Welcome to Valentine’s Day, Singles Awareness Day and Day Before 50% off Chocolates Day 2014. (If you celebrate all three of them, you may have some explaining to do.) This year, I’m in the latter two categories, but that didn’t change the fact that I started thinking about love this morning. So many couples out there celebrating together in romantic fashion and not intentionally rubbing single people’s noses in it, but doing it anyway, which is really, really annoying. But I digress.
I know a wide range of people who enjoy Valentine’s Day with their partners: teenagers and great-grandparents, married and unmarried, straight and gay. I’m happy for all of them. But what I thought about this morning (and I honestly don’t know why it popped into my head) was the concept of “homophobia”, the fear of gay people. And maybe there are homophobes out there who are afraid of how they might be celebrating: giving each other Valentine’s Day cards, going out for a nice meal at a restaurant, cuddling while watching a romantic comedy on Netflix… pretty scary, isn’t it?

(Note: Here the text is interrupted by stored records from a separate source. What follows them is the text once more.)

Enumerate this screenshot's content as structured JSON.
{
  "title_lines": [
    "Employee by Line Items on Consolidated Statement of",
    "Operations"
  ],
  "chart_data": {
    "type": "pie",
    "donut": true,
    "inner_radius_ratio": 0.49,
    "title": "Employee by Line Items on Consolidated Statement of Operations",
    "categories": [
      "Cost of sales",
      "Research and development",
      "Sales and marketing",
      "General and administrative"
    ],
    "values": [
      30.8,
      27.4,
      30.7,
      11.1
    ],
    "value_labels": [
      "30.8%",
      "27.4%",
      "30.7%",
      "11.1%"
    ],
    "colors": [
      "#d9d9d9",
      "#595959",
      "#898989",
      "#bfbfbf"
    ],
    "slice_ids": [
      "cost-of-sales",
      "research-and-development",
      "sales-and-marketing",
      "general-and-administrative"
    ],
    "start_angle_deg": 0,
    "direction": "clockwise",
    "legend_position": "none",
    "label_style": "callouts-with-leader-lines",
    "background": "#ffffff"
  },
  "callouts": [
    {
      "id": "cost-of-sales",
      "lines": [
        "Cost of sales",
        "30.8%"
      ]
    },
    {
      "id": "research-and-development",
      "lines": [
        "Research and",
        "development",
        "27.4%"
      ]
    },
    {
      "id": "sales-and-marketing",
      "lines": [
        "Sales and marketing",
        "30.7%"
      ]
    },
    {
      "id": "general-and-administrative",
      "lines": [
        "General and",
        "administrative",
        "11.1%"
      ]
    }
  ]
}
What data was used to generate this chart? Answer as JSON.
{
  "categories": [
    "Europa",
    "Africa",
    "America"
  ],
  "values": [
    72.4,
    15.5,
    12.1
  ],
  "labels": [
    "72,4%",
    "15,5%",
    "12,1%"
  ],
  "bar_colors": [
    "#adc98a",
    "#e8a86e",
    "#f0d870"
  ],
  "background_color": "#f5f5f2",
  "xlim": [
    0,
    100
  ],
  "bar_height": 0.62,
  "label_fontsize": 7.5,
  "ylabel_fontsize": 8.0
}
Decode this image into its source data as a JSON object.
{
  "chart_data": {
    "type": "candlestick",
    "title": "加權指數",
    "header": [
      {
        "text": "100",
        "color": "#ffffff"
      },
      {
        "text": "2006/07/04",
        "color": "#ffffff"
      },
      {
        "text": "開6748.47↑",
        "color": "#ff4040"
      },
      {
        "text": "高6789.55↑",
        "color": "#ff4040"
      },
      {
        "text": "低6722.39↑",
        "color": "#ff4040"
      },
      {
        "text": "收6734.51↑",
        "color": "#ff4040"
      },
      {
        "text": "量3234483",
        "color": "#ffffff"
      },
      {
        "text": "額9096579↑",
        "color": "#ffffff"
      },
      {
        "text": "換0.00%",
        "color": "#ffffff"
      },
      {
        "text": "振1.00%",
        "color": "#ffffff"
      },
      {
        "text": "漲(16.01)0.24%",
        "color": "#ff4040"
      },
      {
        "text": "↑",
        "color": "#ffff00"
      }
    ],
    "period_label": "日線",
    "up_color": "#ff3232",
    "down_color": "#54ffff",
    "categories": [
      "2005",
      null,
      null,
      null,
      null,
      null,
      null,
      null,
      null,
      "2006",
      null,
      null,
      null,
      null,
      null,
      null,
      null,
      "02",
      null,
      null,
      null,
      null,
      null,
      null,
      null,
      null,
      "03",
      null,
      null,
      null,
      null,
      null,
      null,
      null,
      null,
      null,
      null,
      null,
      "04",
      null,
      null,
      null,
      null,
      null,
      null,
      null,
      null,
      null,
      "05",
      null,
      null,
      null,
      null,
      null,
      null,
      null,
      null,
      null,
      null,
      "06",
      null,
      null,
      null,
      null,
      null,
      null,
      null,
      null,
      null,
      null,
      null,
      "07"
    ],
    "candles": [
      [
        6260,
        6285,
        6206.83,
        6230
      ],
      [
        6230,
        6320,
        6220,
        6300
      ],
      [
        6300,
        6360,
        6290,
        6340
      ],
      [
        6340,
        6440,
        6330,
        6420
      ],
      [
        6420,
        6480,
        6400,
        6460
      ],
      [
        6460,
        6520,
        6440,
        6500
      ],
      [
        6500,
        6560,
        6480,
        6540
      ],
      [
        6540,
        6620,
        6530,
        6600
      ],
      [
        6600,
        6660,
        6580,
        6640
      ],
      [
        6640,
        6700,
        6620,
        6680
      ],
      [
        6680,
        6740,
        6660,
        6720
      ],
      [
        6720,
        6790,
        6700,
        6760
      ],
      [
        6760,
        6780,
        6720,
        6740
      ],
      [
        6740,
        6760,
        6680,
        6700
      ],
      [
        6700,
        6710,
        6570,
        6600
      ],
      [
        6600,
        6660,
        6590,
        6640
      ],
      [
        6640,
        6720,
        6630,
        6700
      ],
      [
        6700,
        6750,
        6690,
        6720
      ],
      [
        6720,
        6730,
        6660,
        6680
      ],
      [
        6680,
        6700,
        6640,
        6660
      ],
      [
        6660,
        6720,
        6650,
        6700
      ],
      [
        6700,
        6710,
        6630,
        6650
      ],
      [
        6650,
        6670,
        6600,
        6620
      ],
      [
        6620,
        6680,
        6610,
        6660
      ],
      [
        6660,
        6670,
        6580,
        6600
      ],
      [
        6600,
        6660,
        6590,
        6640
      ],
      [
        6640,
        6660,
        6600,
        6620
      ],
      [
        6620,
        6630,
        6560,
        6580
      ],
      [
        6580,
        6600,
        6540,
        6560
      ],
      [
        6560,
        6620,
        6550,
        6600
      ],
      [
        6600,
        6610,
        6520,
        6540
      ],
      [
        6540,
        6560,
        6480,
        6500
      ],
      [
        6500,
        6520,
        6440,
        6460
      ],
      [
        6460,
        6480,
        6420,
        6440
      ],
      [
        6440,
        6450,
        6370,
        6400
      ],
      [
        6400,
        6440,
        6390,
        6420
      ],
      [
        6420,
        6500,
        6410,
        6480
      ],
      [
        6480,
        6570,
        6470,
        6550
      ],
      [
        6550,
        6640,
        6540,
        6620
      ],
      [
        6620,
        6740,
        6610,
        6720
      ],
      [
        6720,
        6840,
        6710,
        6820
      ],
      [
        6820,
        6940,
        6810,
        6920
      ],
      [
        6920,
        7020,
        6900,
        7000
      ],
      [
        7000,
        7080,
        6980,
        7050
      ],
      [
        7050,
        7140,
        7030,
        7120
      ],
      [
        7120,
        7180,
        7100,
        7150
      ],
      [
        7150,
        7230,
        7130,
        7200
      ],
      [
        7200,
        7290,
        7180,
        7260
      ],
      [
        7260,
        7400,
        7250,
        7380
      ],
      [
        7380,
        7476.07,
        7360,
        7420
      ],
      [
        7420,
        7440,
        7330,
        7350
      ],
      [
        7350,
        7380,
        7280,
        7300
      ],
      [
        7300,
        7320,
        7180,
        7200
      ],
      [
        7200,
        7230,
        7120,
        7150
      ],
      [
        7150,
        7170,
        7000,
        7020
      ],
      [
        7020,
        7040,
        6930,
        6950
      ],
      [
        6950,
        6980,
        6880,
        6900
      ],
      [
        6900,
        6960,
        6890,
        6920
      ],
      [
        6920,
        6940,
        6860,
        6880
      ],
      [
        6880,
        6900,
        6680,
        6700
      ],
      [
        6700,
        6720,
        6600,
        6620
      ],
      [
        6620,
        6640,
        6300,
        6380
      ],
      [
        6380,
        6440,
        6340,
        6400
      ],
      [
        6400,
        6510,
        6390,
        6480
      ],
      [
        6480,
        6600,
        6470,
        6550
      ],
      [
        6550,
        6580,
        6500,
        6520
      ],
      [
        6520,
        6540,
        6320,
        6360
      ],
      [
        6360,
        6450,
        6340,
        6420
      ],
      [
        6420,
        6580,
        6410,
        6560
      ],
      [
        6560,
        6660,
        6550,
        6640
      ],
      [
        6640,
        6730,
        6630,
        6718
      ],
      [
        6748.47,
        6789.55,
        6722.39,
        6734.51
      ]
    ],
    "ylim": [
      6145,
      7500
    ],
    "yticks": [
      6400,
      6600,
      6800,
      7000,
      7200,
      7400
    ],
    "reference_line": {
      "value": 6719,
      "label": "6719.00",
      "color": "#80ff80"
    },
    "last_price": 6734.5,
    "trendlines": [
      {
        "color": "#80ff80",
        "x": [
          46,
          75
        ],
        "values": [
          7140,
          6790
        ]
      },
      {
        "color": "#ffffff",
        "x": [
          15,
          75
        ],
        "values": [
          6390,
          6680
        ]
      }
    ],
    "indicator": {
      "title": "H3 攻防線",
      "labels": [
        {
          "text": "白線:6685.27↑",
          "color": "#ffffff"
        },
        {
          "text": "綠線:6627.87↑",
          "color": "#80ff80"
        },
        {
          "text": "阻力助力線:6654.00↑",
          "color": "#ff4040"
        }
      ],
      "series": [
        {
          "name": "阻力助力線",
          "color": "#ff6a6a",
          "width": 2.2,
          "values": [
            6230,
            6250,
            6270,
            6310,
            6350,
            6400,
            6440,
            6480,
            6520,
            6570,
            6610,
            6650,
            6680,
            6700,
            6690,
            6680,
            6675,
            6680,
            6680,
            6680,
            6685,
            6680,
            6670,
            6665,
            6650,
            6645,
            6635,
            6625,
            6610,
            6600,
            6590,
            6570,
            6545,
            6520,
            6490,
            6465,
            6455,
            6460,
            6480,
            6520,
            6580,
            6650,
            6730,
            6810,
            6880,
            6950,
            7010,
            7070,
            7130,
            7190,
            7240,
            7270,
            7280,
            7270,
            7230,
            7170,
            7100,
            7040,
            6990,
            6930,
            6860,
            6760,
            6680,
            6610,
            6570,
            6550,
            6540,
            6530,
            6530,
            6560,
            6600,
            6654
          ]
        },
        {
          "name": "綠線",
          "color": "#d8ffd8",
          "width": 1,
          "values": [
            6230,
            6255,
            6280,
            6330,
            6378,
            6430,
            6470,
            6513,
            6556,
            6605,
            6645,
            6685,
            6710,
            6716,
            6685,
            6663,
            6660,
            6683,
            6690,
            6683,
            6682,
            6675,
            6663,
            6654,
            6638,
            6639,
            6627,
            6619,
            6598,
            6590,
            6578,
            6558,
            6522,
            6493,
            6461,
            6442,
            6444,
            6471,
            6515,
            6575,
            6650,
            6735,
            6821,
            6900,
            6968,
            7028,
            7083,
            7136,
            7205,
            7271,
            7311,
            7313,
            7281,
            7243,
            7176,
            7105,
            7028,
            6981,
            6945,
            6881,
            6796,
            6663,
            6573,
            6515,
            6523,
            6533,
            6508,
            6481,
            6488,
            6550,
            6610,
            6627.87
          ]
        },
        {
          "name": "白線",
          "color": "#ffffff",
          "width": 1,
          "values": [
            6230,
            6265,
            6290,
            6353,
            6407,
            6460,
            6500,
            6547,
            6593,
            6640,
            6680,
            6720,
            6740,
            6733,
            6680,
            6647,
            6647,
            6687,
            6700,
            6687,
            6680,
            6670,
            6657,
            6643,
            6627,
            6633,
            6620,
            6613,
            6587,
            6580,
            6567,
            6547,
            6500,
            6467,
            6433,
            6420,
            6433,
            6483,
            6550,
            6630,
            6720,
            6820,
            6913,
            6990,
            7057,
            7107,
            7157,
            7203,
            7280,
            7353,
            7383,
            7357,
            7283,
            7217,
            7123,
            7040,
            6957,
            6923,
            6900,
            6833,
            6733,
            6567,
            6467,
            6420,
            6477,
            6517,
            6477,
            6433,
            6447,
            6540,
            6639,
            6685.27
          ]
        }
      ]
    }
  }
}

I understand some phobias. Arachnophobia: fear of spiders. Those fuzzy little things that squirm around in your hand and could crawl inside your mouth while you’re sleeping, whereas gay people… wait. Okay, maybe not a good comparison.
But a spider can bite you, inject you with poison and kill you. Acrophobia: fear of heights. Because falling down a really long distance can kill you. Hippopotomonstrosesquipedaliophobia: fear of long words. Because it’s a really long word and anyone who can pronounce it properly on their first try is probably a psychopath who plans to sneak into your bedroom tonight while you’re asleep and kill you. Lots of scary things out there.
So arachnophobes don’t want to hold spiders in their hands because they might get poisoned. Homophobes don’t want to shake a gay person’s hand because… they might get queerness on their palm that could kill them? No, they don’t want to shake hands because they hate gay people.
It seems more along the lines of sexism and racism: some people are beneath you and you want to treat them like second-hand citizens, if not worse. That’s not a phobia; that’s being an asshole. But trying to call their behavior “homoism” or “homocism”… those words don’t make any sense. And calling them assholes is both non-specific and kind of ironic, if you think about it. So what are we stuck with? Homophobia, which sucks. And not in the good way.
But I don’t want to cast a pall over the day. Valentine’s Day should be a happy celebration, even for us lonely folk because we get to smother our sorrows with half-price chocolate over the weekend. So to all of my friends who are spending the day with someone special regardless of your lifestyles, I’ll be enjoying the rest of today vicariously through you, especially since I don’t have a subscription to Netflix.